While December will seemingly come quick for employers scrambling to comply, it could have been much worse. There was talk of a 60-day turnaround, Schwartz said.
“They did provide employers a larger window,” he said. However, lawyers are still telling their clients there’s no sense in waiting.
“Like the Affordable Care Act, it’s better off sooner than later. The regulations will be there,” Schwartz said.
Disbrow added, “It’s a relatively short period to comply.”
Employee-side lawyers weigh in
Employers have used the Fair Labor Standards Act for too long to avoid paying overtime, said Kathleen L. Bogas of Bogas and Koncius PC in Bingham Farms.
“They have misclassified low earning employees so that they would not have to pay those employees overtime,” she said. “Now, with the annual pay threshold increased, misclassification should not be as large of an issue. More employees will be paid as they should be paid in accordance with the law and not at the whim of someone misclassifying the employee.”
While the increase is less than the rise of inflation since the last adjustment in 2004, it is a “down payment on an overdue promise,” said Bruce A. Miller of Miller Cohen PLC in Detroit.
Employers should be educated about the changes and told to follow the law, Bogas said.
“It makes no sense to drastically change the employer’s workforce by bringing in part-time employees to make up for the removal of overtime pay to other employees,” she said. “They need employees who know what they are doing and can do it efficiently.”
She added that employers must be reminded that they cannot retaliate against those who make FLSA violation claims.
“This may become more prevalent if the employers do not timely act in adjusting pay, duties and/or hours worked,” she said.
As management-side attorneys advise companies on how to limit their overtime liability, employment lawyers “will continue what they have been doing historically,” Miller said.

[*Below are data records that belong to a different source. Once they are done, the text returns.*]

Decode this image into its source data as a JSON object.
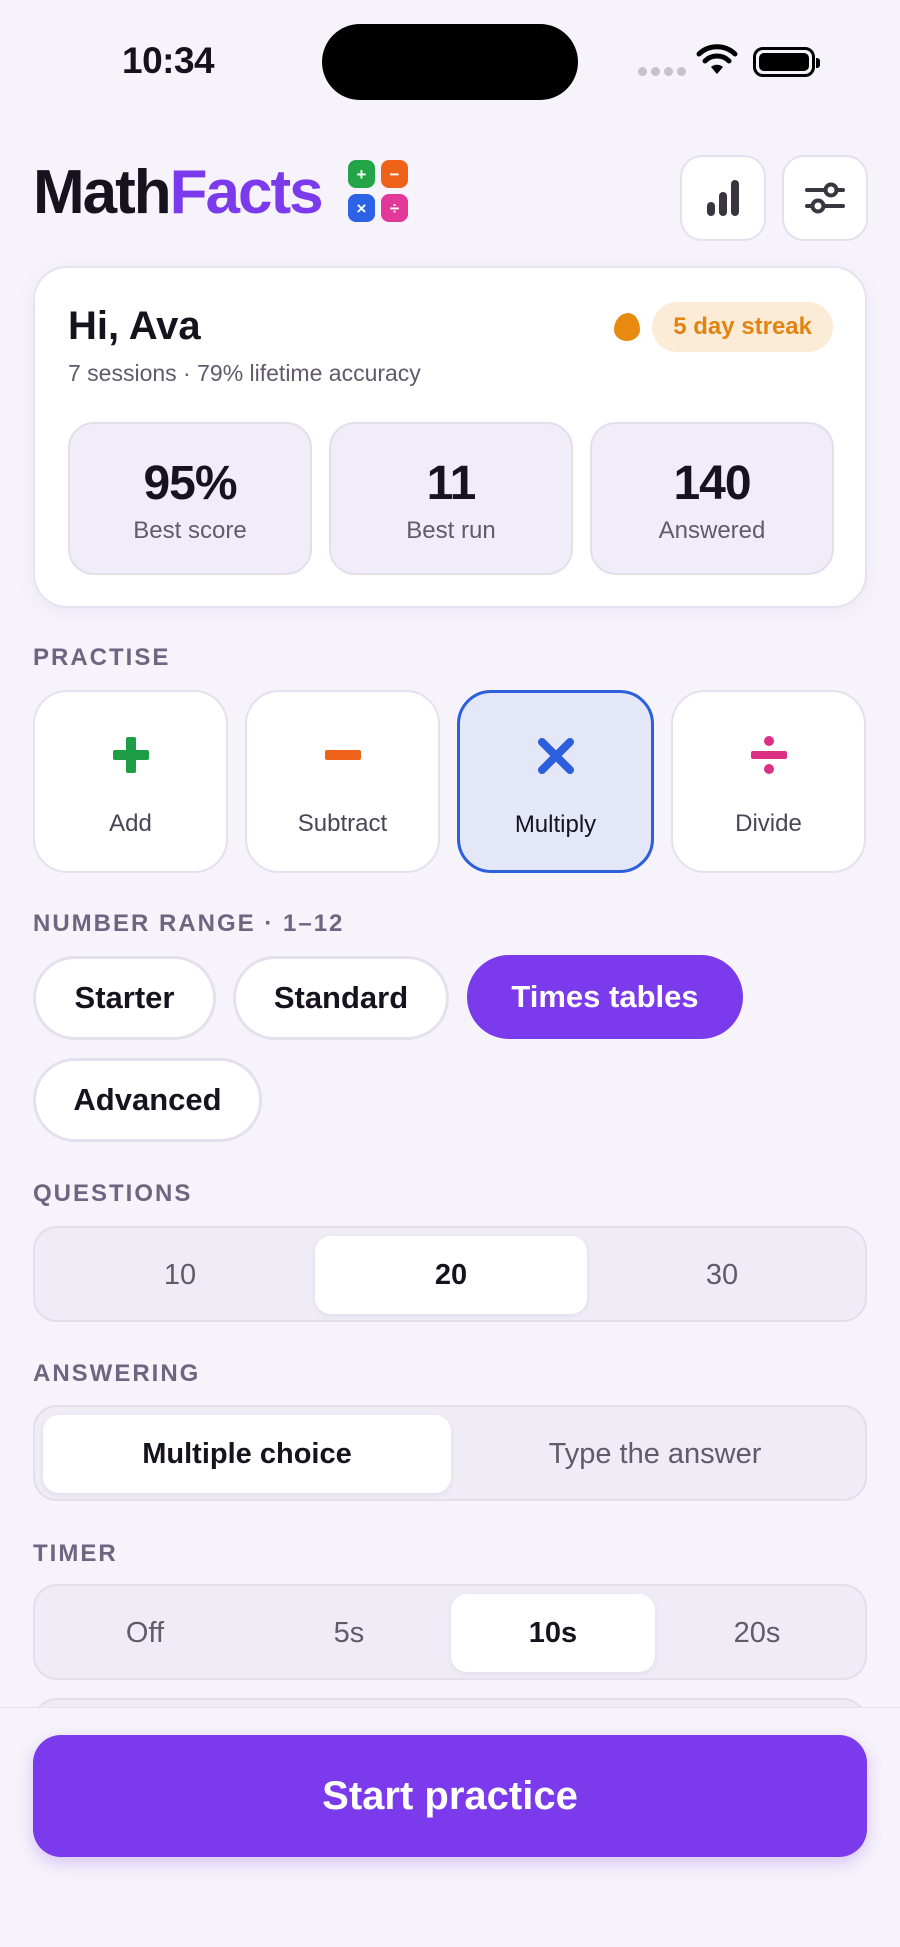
{
  "status_bar": {
    "time": "10:34"
  },
  "header": {
    "logo_part1": "Math",
    "logo_part2": "Facts",
    "logo_tiles": [
      {
        "symbol": "+",
        "color": "#22A447"
      },
      {
        "symbol": "−",
        "color": "#EE6319"
      },
      {
        "symbol": "×",
        "color": "#2C63E4"
      },
      {
        "symbol": "÷",
        "color": "#E2389A"
      }
    ],
    "stats_icon": "bar-chart-icon",
    "settings_icon": "sliders-icon"
  },
  "profile": {
    "greeting": "Hi, Ava",
    "subtitle": "7 sessions · 79% lifetime accuracy",
    "streak": "5 day streak",
    "stats": [
      {
        "value": "95%",
        "label": "Best score"
      },
      {
        "value": "11",
        "label": "Best run"
      },
      {
        "value": "140",
        "label": "Answered"
      }
    ]
  },
  "practise": {
    "label": "PRACTISE",
    "operations": [
      {
        "label": "Add",
        "symbol": "+",
        "color": "#1E9E44",
        "selected": false
      },
      {
        "label": "Subtract",
        "symbol": "−",
        "color": "#EE6319",
        "selected": false
      },
      {
        "label": "Multiply",
        "symbol": "×",
        "color": "#2C5FDC",
        "selected": true
      },
      {
        "label": "Divide",
        "symbol": "÷",
        "color": "#DC2F86",
        "selected": false
      }
    ]
  },
  "range": {
    "label": "NUMBER RANGE · 1–12",
    "options": [
      {
        "label": "Starter",
        "active": false
      },
      {
        "label": "Standard",
        "active": false
      },
      {
        "label": "Times tables",
        "active": true
      },
      {
        "label": "Advanced",
        "active": false
      }
    ]
  },
  "questions": {
    "label": "QUESTIONS",
    "options": [
      {
        "label": "10",
        "active": false
      },
      {
        "label": "20",
        "active": true
      },
      {
        "label": "30",
        "active": false
      }
    ]
  },
  "answering": {
    "label": "ANSWERING",
    "options": [
      {
        "label": "Multiple choice",
        "active": true
      },
      {
        "label": "Type the answer",
        "active": false
      }
    ]
  },
  "timer": {
    "label": "TIMER",
    "options": [
      {
        "label": "Off",
        "active": false
      },
      {
        "label": "5s",
        "active": false
      },
      {
        "label": "10s",
        "active": true
      },
      {
        "label": "20s",
        "active": false
      }
    ]
  },
  "start_button": "Start practice",
  "colors": {
    "accent": "#7B3AEC",
    "background": "#F6F3FB",
    "selected_blue": "#2C5FDC"
  }
}
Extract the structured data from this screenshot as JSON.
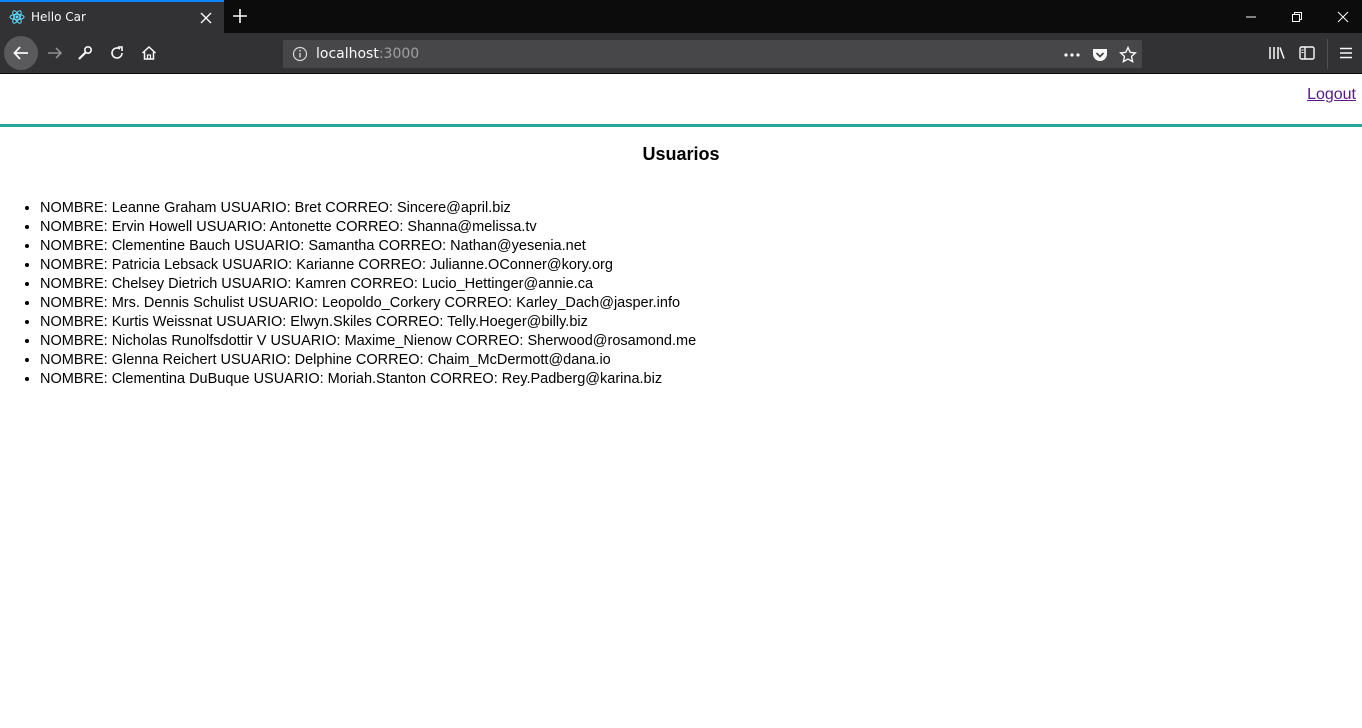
{
  "browser": {
    "tab_title": "Hello Car",
    "url_host": "localhost",
    "url_port": ":3000"
  },
  "page": {
    "logout_label": "Logout",
    "heading": "Usuarios",
    "users": [
      "NOMBRE: Leanne Graham USUARIO: Bret CORREO: Sincere@april.biz",
      "NOMBRE: Ervin Howell USUARIO: Antonette CORREO: Shanna@melissa.tv",
      "NOMBRE: Clementine Bauch USUARIO: Samantha CORREO: Nathan@yesenia.net",
      "NOMBRE: Patricia Lebsack USUARIO: Karianne CORREO: Julianne.OConner@kory.org",
      "NOMBRE: Chelsey Dietrich USUARIO: Kamren CORREO: Lucio_Hettinger@annie.ca",
      "NOMBRE: Mrs. Dennis Schulist USUARIO: Leopoldo_Corkery CORREO: Karley_Dach@jasper.info",
      "NOMBRE: Kurtis Weissnat USUARIO: Elwyn.Skiles CORREO: Telly.Hoeger@billy.biz",
      "NOMBRE: Nicholas Runolfsdottir V USUARIO: Maxime_Nienow CORREO: Sherwood@rosamond.me",
      "NOMBRE: Glenna Reichert USUARIO: Delphine CORREO: Chaim_McDermott@dana.io",
      "NOMBRE: Clementina DuBuque USUARIO: Moriah.Stanton CORREO: Rey.Padberg@karina.biz"
    ]
  },
  "colors": {
    "accent_line": "#26a69a",
    "tab_highlight": "#0a84ff",
    "chrome_dark": "#0c0c0d",
    "chrome": "#323234",
    "link_visited": "#551a8b"
  },
  "icons": {
    "tab": "react-atom-icon",
    "close": "close-icon",
    "new_tab": "plus-icon",
    "back": "back-arrow-icon",
    "forward": "forward-arrow-icon",
    "tools": "wrench-icon",
    "reload": "reload-icon",
    "home": "home-icon",
    "info": "info-icon",
    "more": "more-dots-icon",
    "pocket": "pocket-icon",
    "bookmark": "star-icon",
    "library": "library-icon",
    "sidebar": "sidebar-icon",
    "menu": "hamburger-menu-icon"
  }
}
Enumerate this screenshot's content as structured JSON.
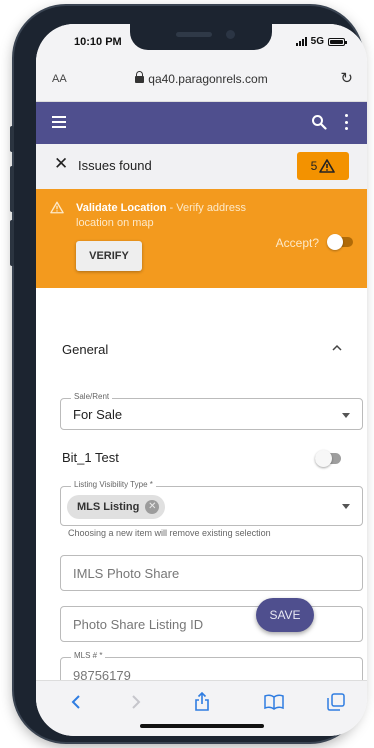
{
  "status_bar": {
    "time": "10:10 PM",
    "network": "5G"
  },
  "browser": {
    "text_size": "AA",
    "url": "qa40.paragonrels.com",
    "reload_icon": "reload-icon"
  },
  "app_bar": {
    "menu_icon": "hamburger-icon",
    "search_icon": "search-icon",
    "more_icon": "kebab-icon",
    "color": "#4f4f8e"
  },
  "issues": {
    "close_icon": "close-icon",
    "title": "Issues found",
    "count": "5",
    "badge_color": "#f39200"
  },
  "warning": {
    "title": "Validate Location",
    "separator": " - ",
    "text": "Verify address location on map",
    "verify_label": "VERIFY",
    "accept_label": "Accept?",
    "accept_on": true,
    "color": "#f39a1e"
  },
  "general": {
    "section_title": "General",
    "sale_rent": {
      "label": "Sale/Rent",
      "value": "For Sale"
    },
    "bit_test": {
      "label": "Bit_1 Test",
      "on": false
    },
    "listing_visibility": {
      "label": "Listing Visibility Type *",
      "chip": "MLS Listing",
      "helper": "Choosing a new item will remove existing selection"
    },
    "imls_photo_share": {
      "placeholder": "IMLS Photo Share"
    },
    "photo_share_listing_id": {
      "placeholder": "Photo Share Listing ID"
    },
    "mls_number": {
      "label": "MLS # *",
      "value": "98756179"
    }
  },
  "fab": {
    "label": "SAVE"
  },
  "toolbar": {
    "items": [
      "back-icon",
      "forward-icon",
      "share-icon",
      "bookmarks-icon",
      "tabs-icon"
    ]
  }
}
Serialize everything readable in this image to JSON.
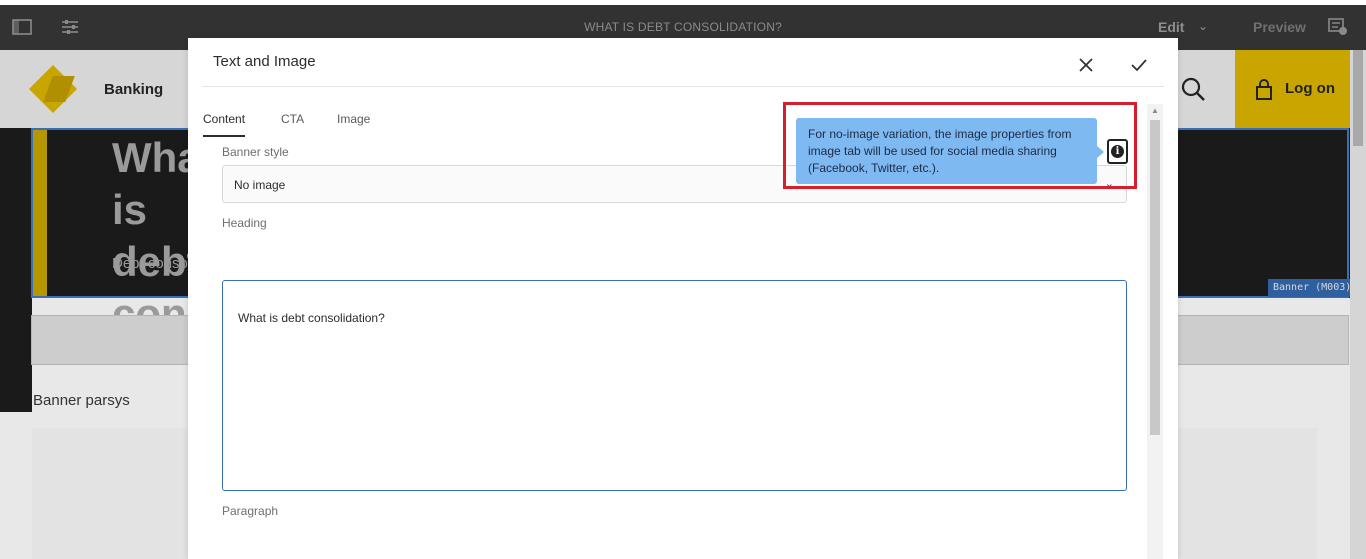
{
  "topbar": {
    "page_title": "WHAT IS DEBT CONSOLIDATION?",
    "edit_label": "Edit",
    "preview_label": "Preview"
  },
  "site": {
    "brand": "Banking",
    "logon_label": "Log on",
    "banner_heading": "What is debt consolidation?",
    "banner_text": "Debt consolidation interest rat",
    "banner_badge": "Banner (M003)",
    "parsys_label": "Banner parsys"
  },
  "dialog": {
    "title": "Text and Image",
    "tabs": [
      {
        "label": "Content",
        "active": true
      },
      {
        "label": "CTA",
        "active": false
      },
      {
        "label": "Image",
        "active": false
      }
    ],
    "banner_style_label": "Banner style",
    "banner_style_value": "No image",
    "heading_label": "Heading",
    "heading_value": "What is debt consolidation?",
    "paragraph_label": "Paragraph",
    "tooltip": "For no-image variation, the image properties from image tab will be used for social media sharing (Facebook, Twitter, etc.)."
  },
  "colors": {
    "accent_blue": "#3a6fb5",
    "tooltip_bg": "#7eb9f2",
    "highlight_red": "#d4202c",
    "brand_yellow": "#c9a500"
  }
}
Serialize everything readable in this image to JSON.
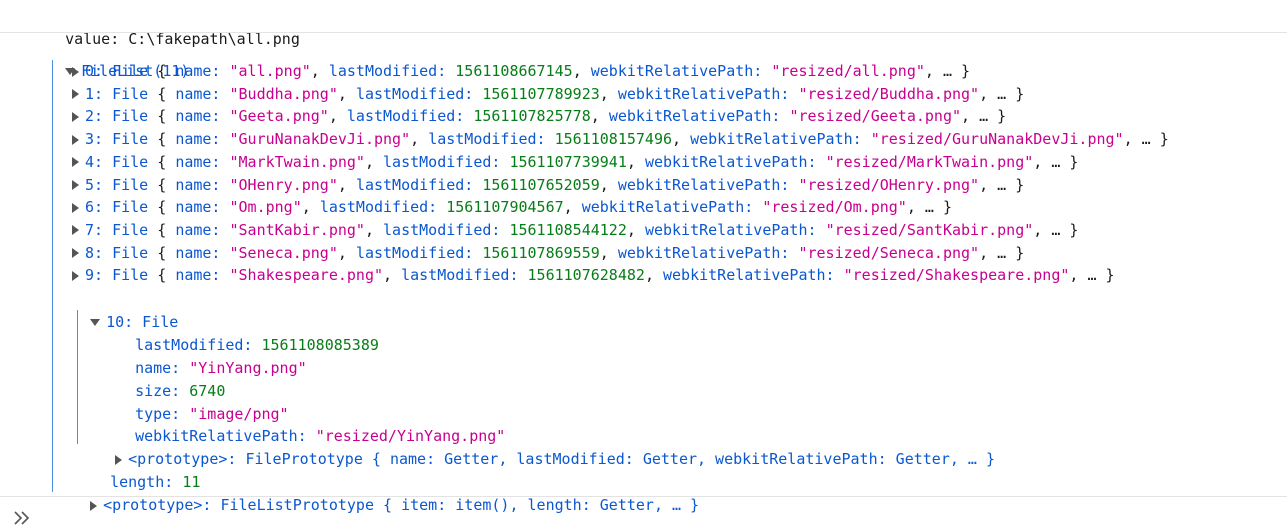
{
  "value_line": {
    "label": "value:",
    "text": "C:\\fakepath\\all.png"
  },
  "filelist": {
    "title": "FileList(11)"
  },
  "entries": [
    {
      "idx": "0",
      "name": "\"all.png\"",
      "lastModified": "1561108667145",
      "path": "\"resized/all.png\""
    },
    {
      "idx": "1",
      "name": "\"Buddha.png\"",
      "lastModified": "1561107789923",
      "path": "\"resized/Buddha.png\""
    },
    {
      "idx": "2",
      "name": "\"Geeta.png\"",
      "lastModified": "1561107825778",
      "path": "\"resized/Geeta.png\""
    },
    {
      "idx": "3",
      "name": "\"GuruNanakDevJi.png\"",
      "lastModified": "1561108157496",
      "path": "\"resized/GuruNanakDevJi.png\""
    },
    {
      "idx": "4",
      "name": "\"MarkTwain.png\"",
      "lastModified": "1561107739941",
      "path": "\"resized/MarkTwain.png\""
    },
    {
      "idx": "5",
      "name": "\"OHenry.png\"",
      "lastModified": "1561107652059",
      "path": "\"resized/OHenry.png\""
    },
    {
      "idx": "6",
      "name": "\"Om.png\"",
      "lastModified": "1561107904567",
      "path": "\"resized/Om.png\""
    },
    {
      "idx": "7",
      "name": "\"SantKabir.png\"",
      "lastModified": "1561108544122",
      "path": "\"resized/SantKabir.png\""
    },
    {
      "idx": "8",
      "name": "\"Seneca.png\"",
      "lastModified": "1561107869559",
      "path": "\"resized/Seneca.png\""
    },
    {
      "idx": "9",
      "name": "\"Shakespeare.png\"",
      "lastModified": "1561107628482",
      "path": "\"resized/Shakespeare.png\""
    }
  ],
  "labels": {
    "file": "File",
    "open_brace": "{",
    "name_key": "name:",
    "lastModified_key": "lastModified:",
    "path_key": "webkitRelativePath:",
    "ellipsis_close": ", … }",
    "comma": ","
  },
  "expanded": {
    "header": "10: File",
    "lastModified_key": "lastModified:",
    "lastModified": "1561108085389",
    "name_key": "name:",
    "name": "\"YinYang.png\"",
    "size_key": "size:",
    "size": "6740",
    "type_key": "type:",
    "type": "\"image/png\"",
    "path_key": "webkitRelativePath:",
    "path": "\"resized/YinYang.png\"",
    "prototype": "<prototype>: FilePrototype { name: Getter, lastModified: Getter, webkitRelativePath: Getter, … }"
  },
  "length": {
    "key": "length:",
    "value": "11"
  },
  "list_prototype": "<prototype>: FileListPrototype { item: item(), length: Getter, … }",
  "colors": {
    "key": "#0b57d0",
    "string": "#c8008f",
    "number": "#067d17"
  },
  "icons": {
    "expand": "triangle-right-icon",
    "collapse": "triangle-down-icon",
    "prompt": "double-chevron-right-icon"
  }
}
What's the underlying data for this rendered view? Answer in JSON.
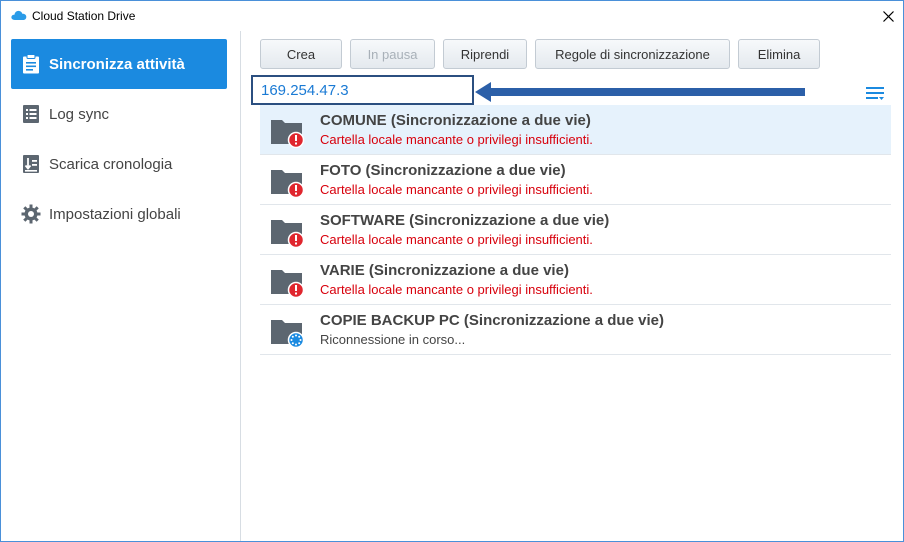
{
  "window": {
    "title": "Cloud Station Drive"
  },
  "sidebar": {
    "items": [
      {
        "label": "Sincronizza attività",
        "icon": "clipboard-icon",
        "active": true
      },
      {
        "label": "Log sync",
        "icon": "list-icon",
        "active": false
      },
      {
        "label": "Scarica cronologia",
        "icon": "download-history-icon",
        "active": false
      },
      {
        "label": "Impostazioni globali",
        "icon": "gear-icon",
        "active": false
      }
    ]
  },
  "toolbar": {
    "create_label": "Crea",
    "pause_label": "In pausa",
    "resume_label": "Riprendi",
    "rules_label": "Regole di sincronizzazione",
    "delete_label": "Elimina"
  },
  "annotation": {
    "ip_text": "169.254.47.3"
  },
  "tasks": [
    {
      "name": "COMUNE (Sincronizzazione a due vie)",
      "status": "Cartella locale mancante o privilegi insufficienti.",
      "state": "error"
    },
    {
      "name": "FOTO (Sincronizzazione a due vie)",
      "status": "Cartella locale mancante o privilegi insufficienti.",
      "state": "error"
    },
    {
      "name": "SOFTWARE (Sincronizzazione a due vie)",
      "status": "Cartella locale mancante o privilegi insufficienti.",
      "state": "error"
    },
    {
      "name": "VARIE (Sincronizzazione a due vie)",
      "status": "Cartella locale mancante o privilegi insufficienti.",
      "state": "error"
    },
    {
      "name": "COPIE BACKUP PC (Sincronizzazione a due vie)",
      "status": "Riconnessione in corso...",
      "state": "syncing"
    }
  ],
  "colors": {
    "accent": "#1b8ae0",
    "error": "#d8000c",
    "folder": "#5c6670",
    "selected_row": "#e6f2fc",
    "arrow": "#2b5fa8"
  }
}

“The Economic Policy Institute warns that about $50 billion is stolen from employees by the failure of employers to make the proper payments,” he said. “That amount will be increased as a result of these changes. Recovering this earned money is the task of employment lawyers.”
Bogas said she thinks “responsible employers will do the right thing and pay their valued employees in accordance with the law.”
“I certainly hope that employers will not lower the pay of employees and then pay them overtime pay,” she said. “This would likely cause an exodus from that workplace since overtime is seldom guaranteed.”
An objective system is needed to track employee hours as filling out a timesheet will lead to disagreements about arrival and departure times, Bogas said.
If employers fail to track hours, they will not be able to justify pay decisions, Miller said.
“Where an employee is close to the maximum of $47,476, the employer may raise them above that sum to avoid payment,” he said. “But that still means more money in the employees’ pocket. If the past is prologue, a large number of employers will just cheat.”
Miller said changing the salary threshold every three years is a “great improvement in the law.”
“Now the changes will be automatic and help maintain purchasing power,” he said.